O que me preocupa não é o mérito da solução - não sou especialista, nem pretendo ser. Há, de resto, estudos com os mais díspares resultados quanto à eficácia dos biocombustíveis na redução da emissão de gases com efeito de estufa. Olhar para a proveniência desses estudos também é um exercício interessante, mas não é dele que me pretendo ocupar por agora.
O que está em causa são as consequências geopolíticas desta decisão. Não são poucos os autores que defendem que os conflitos no século XXI vão ser em larga medida função da escasez de recursos naturais (como se, até agora, não o tivessem sido igualmente!). Se passarmos de uma economia dependente em larga medida de petróleo para uma assente na transformação em combustível de cereais não vejo porque não estabelecer também aqui uma ligação.
Acresce que há zonas do mundo em que a competição por terra arável é já uma realidade - se à básica necessidade de alimentação de populações acrescentarmos um enorme benefício económico na forma de combustíveis só podemos imaginar o que vai acontecer.
Por outro lado, a água potável é cada vez mais um bem escasso, e igualmente motivo para fortes desavenças e possíveis futuros conflitos (the Middle East comes to mind), pelo que desviá-la para plantações com um maior e provavelmente mais rápido retorno económico não parece uma solução muito inteligente.
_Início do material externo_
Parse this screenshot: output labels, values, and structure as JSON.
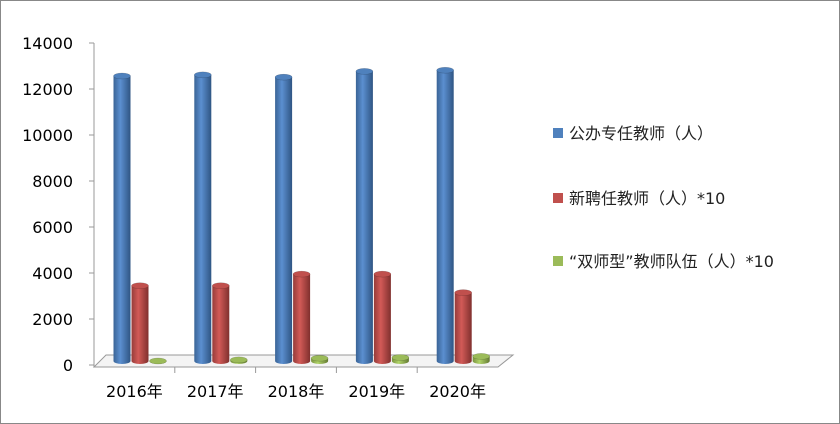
{
  "chart_data": {
    "type": "bar",
    "style": "3d-cylinder",
    "categories": [
      "2016年",
      "2017年",
      "2018年",
      "2019年",
      "2020年"
    ],
    "series": [
      {
        "name": "公办专任教师（人）",
        "color": "#4f81bd",
        "values": [
          12300,
          12350,
          12250,
          12500,
          12550
        ]
      },
      {
        "name": "新聘任教师（人）*10",
        "color": "#c0504d",
        "values": [
          3250,
          3250,
          3750,
          3750,
          2950
        ]
      },
      {
        "name": "“双师型”教师队伍（人）*10",
        "color": "#9bbb59",
        "values": [
          0,
          50,
          120,
          150,
          200
        ]
      }
    ],
    "yticks": [
      "0",
      "2000",
      "4000",
      "6000",
      "8000",
      "10000",
      "12000",
      "14000"
    ],
    "ylim": [
      0,
      14000
    ],
    "grid": false,
    "legend": "right"
  }
}
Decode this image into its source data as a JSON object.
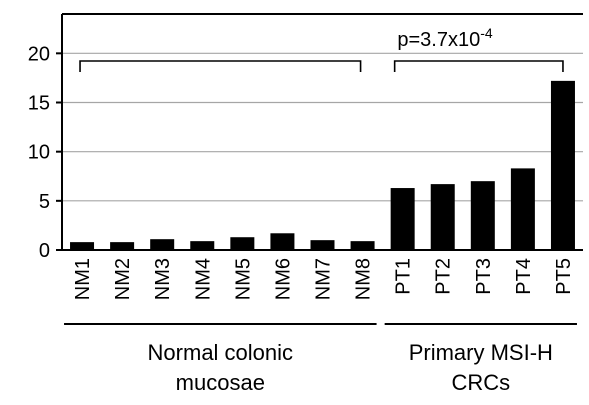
{
  "chart_data": {
    "type": "bar",
    "categories": [
      "NM1",
      "NM2",
      "NM3",
      "NM4",
      "NM5",
      "NM6",
      "NM7",
      "NM8",
      "PT1",
      "PT2",
      "PT3",
      "PT4",
      "PT5"
    ],
    "values": [
      0.8,
      0.8,
      1.1,
      0.9,
      1.3,
      1.7,
      1.0,
      0.9,
      6.3,
      6.7,
      7.0,
      8.3,
      17.2
    ],
    "ylim": [
      0,
      24
    ],
    "yticks": [
      0,
      5,
      10,
      15,
      20
    ],
    "ytick_labels": [
      "0",
      "5",
      "10",
      "15",
      "20"
    ],
    "grid": true,
    "bar_color": "#000000",
    "grid_color": "#a6a6a6",
    "annotation": {
      "base": "p=3.7x10",
      "exponent": "-4"
    },
    "groups": [
      {
        "label_line1": "Normal colonic",
        "label_line2": "mucosae",
        "start": 0,
        "end": 7
      },
      {
        "label_line1": "Primary MSI-H",
        "label_line2": "CRCs",
        "start": 8,
        "end": 12
      }
    ]
  }
}
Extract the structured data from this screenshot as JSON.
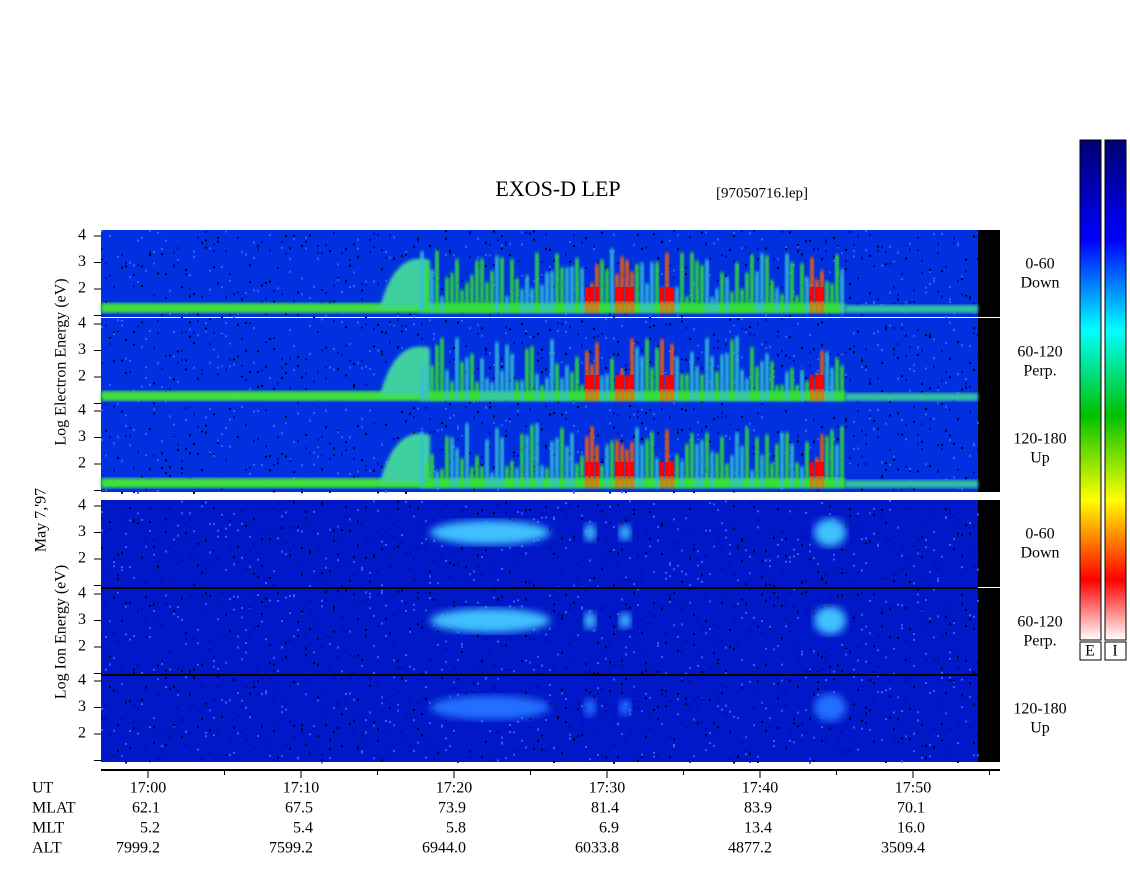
{
  "title": "EXOS-D LEP",
  "file": "[97050716.lep]",
  "date_label": "May  7,'97",
  "electron": {
    "axis_label": "Log   Electron   Energy (eV)",
    "panels": [
      {
        "range": "0-60",
        "direction": "Down"
      },
      {
        "range": "60-120",
        "direction": "Perp."
      },
      {
        "range": "120-180",
        "direction": "Up"
      }
    ]
  },
  "ion": {
    "axis_label": "Log   Ion   Energy (eV)",
    "panels": [
      {
        "range": "0-60",
        "direction": "Down"
      },
      {
        "range": "60-120",
        "direction": "Perp."
      },
      {
        "range": "120-180",
        "direction": "Up"
      }
    ]
  },
  "yticks": [
    2,
    3,
    4
  ],
  "rows": [
    {
      "label": "UT",
      "values": [
        "17:00",
        "17:10",
        "17:20",
        "17:30",
        "17:40",
        "17:50"
      ]
    },
    {
      "label": "MLAT",
      "values": [
        "62.1",
        "67.5",
        "73.9",
        "81.4",
        "83.9",
        "70.1"
      ]
    },
    {
      "label": "MLT",
      "values": [
        "5.2",
        "5.4",
        "5.8",
        "6.9",
        "13.4",
        "16.0"
      ]
    },
    {
      "label": "ALT",
      "values": [
        "7999.2",
        "7599.2",
        "6944.0",
        "6033.8",
        "4877.2",
        "3509.4"
      ]
    }
  ],
  "colorbar": [
    "E",
    "I"
  ]
}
Há igualmente que ponderar a ligação há muito estabelecida entre segurança e desenvolvimento. Se considerarmos que hoje não falamos em fronteiras territoriais, mas antes em fronteiras de interesse não é igualmente um exercício muito difícil concluir quais as consequências no primeiro vector (segurança) de uma diminuição do segundo (desenvolvimento), mercê de uma quebra assinalável da oferta de cereais básicos.
Podemos igualmente pensar nas consequências para a economia global que um aumento considerável dos preços dos cereais acarretará. Se as metas propostas pela UE vierem, de facto, a ser plenamente assumidas, as oscilações a que temos assistidos na bolsa de Chicago, por exemplo, terão apenas tendência para se eternizar.
Finalmente há a magna questão ética. Neste ponto (e tal como o Economist apenas neste) concordo com Fidel Castro. Uma solução que aposta aposta no desvio de cereais para a produção de combustíveis, levando, assim, a um aumento do seu preço, quando a fome mundial é o que se sabe, não me parece eticamente muito louvável.